Langkah tersebut berpotensi mengubah sasaran penerima manfaat, termasuk kemungkinan tidak lagi memasukkan sebagian siswa SMA dalam cakupan program MBG.
Wakil Kepala BGN, Agustina Arumsari, mengatakan kebijakan refocusing dilakukan untuk memastikan program intervensi gizi pemerintah lebih tepat sasaran sekaligus menjaga efektivitas penggunaan anggaran negara.
Pernyataan tersebut disampaikan usai mengikuti rapat tertutup bersama Komisi IX DPR RI di Jakarta, Senin (15/6/2026).
"Kami sudah berkoordinasi dengan Kementerian Kesehatan, dengan beberapa Kementerian yang lain," ujar Arumsari kepada awak media.
Fokus pada Periode Emas Pertumbuhan Anak
Menurut Arumsari, hasil koordinasi dengan Kementerian Kesehatan menunjukkan bahwa intervensi gizi paling efektif dilakukan sejak masa kehamilan hingga 1.000 hari pertama kehidupan anak.
"Lalu sampai dengan 2 tahun nanti ada intervensi gizi lalu sampai dengan usia selanjutnya. Nah, bentuknya pemenuhan gizi," kata Arumsari.
Ia menegaskan bahwa penyusunan ulang sasaran penerima manfaat dilakukan dengan mempertimbangkan berbagai masukan dari para ahli dan pakar kesehatan.

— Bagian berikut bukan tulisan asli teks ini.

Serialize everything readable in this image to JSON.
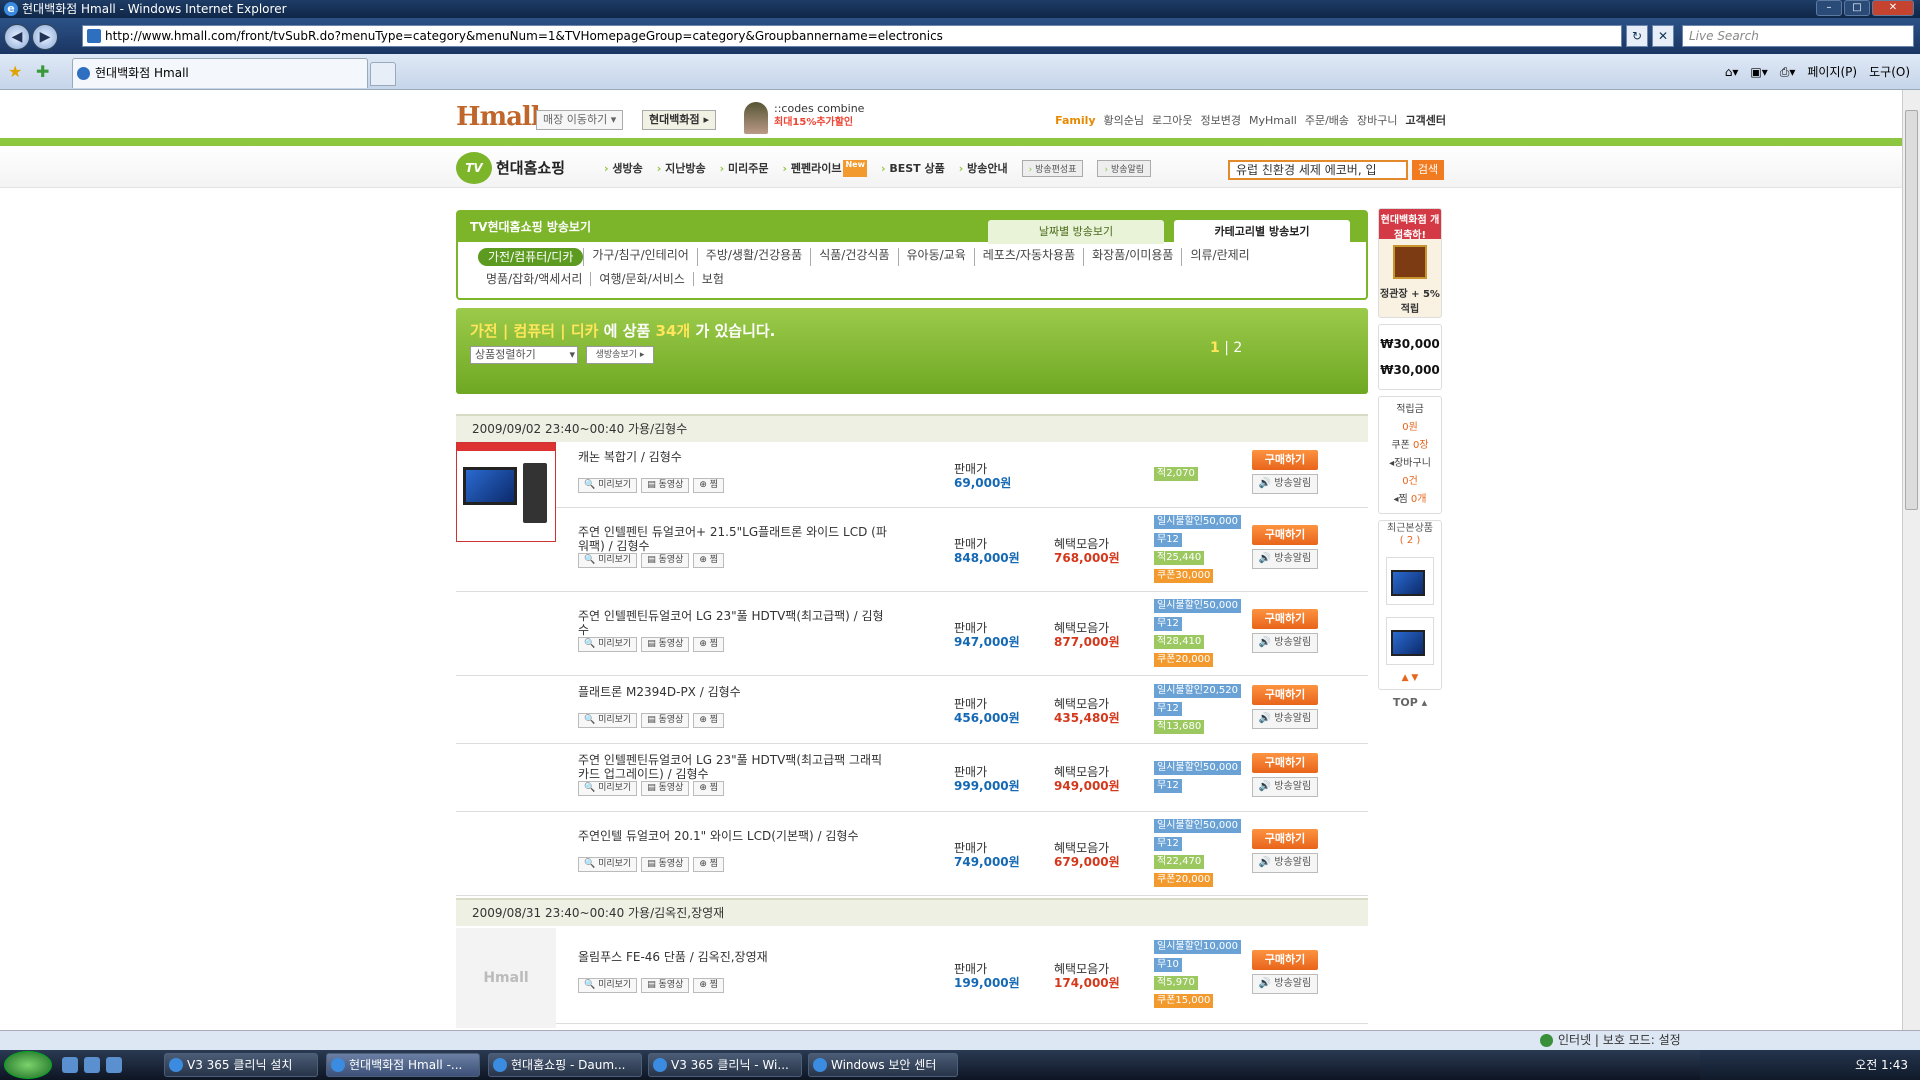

"Kami berusaha mendengarkan para pakar yang sudah ada di Kementerian Kesehatan, dari situlah kami melakukan refocusing penerima manfaat," imbuhnya.
Siswa SMA Berpotensi Tidak Lagi Menerima MBG
Dalam skema yang tengah dikaji, BGN mempertimbangkan untuk memfokuskan bantuan kepada kelompok yang dinilai lebih membutuhkan intervensi gizi secara langsung.
Salah satu opsi yang muncul adalah mengeluarkan sebagian siswa SMA dari daftar penerima manfaat Program Makan Bergizi Gratis.